Question: "What's the Relationship Between "Human Values" and the Brain's Reward System?"
I think this question pretty much hits the nail on the head. I think the key insight here is that the brain is not inner aligned, not even close. This shouldn’t be surprising, given how hard inner alignment seems to be, and the fact that evolution only cared about inner alignment when inner alignment failures impacted reproductive fitness in our ancestral environment.
We should expect that the brain has roughly as much inner alignment failure / mesa optimization as it’s possible to have while still maintaining reproductive fitness in the ancestral environment. Specifically, I think that most brain circuits are mesa optimizers whose mesa objectives include “being retained by the brain”. This includes the circuits which implement our values.

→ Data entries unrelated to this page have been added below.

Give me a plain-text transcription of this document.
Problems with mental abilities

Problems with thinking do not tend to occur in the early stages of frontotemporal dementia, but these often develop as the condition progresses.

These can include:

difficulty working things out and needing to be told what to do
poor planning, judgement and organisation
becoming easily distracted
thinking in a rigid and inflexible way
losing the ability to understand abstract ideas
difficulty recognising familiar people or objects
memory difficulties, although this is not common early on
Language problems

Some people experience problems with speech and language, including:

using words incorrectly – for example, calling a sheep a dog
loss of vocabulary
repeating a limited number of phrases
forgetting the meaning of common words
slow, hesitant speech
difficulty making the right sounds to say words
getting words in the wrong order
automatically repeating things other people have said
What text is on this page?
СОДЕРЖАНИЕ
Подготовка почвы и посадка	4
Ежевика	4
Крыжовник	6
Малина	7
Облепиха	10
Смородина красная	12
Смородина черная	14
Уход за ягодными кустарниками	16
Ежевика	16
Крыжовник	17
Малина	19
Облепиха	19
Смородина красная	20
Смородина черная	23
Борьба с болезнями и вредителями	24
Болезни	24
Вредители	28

Consider that the brain slowly prunes circuits that aren’t used. Thus, any circuit that influences our actions towards ensuring we use said circuit (at least some of the time) will be retained for longer compared to circuits that don’t influence our actions like that. This implies most of the circuits we retain have something like “self preservation”. If true, I think this explains many odd features of human values.
Wireheading
It explains why we’re apprehensive towards wireheading. Our current values are essentially a collection of context-dependent strategies for achieving high reward circuit activation. If we discover another strategy for achieving far higher reward than any of our values have ever given us, why would the brain’s learning mechanism retain our values (or the circuits that implement our values)? Thus, the self-preservation instincts of our current values circuits cause us to avoid wireheading, even though wireheading would greatly increase the activation of our reward circuitry.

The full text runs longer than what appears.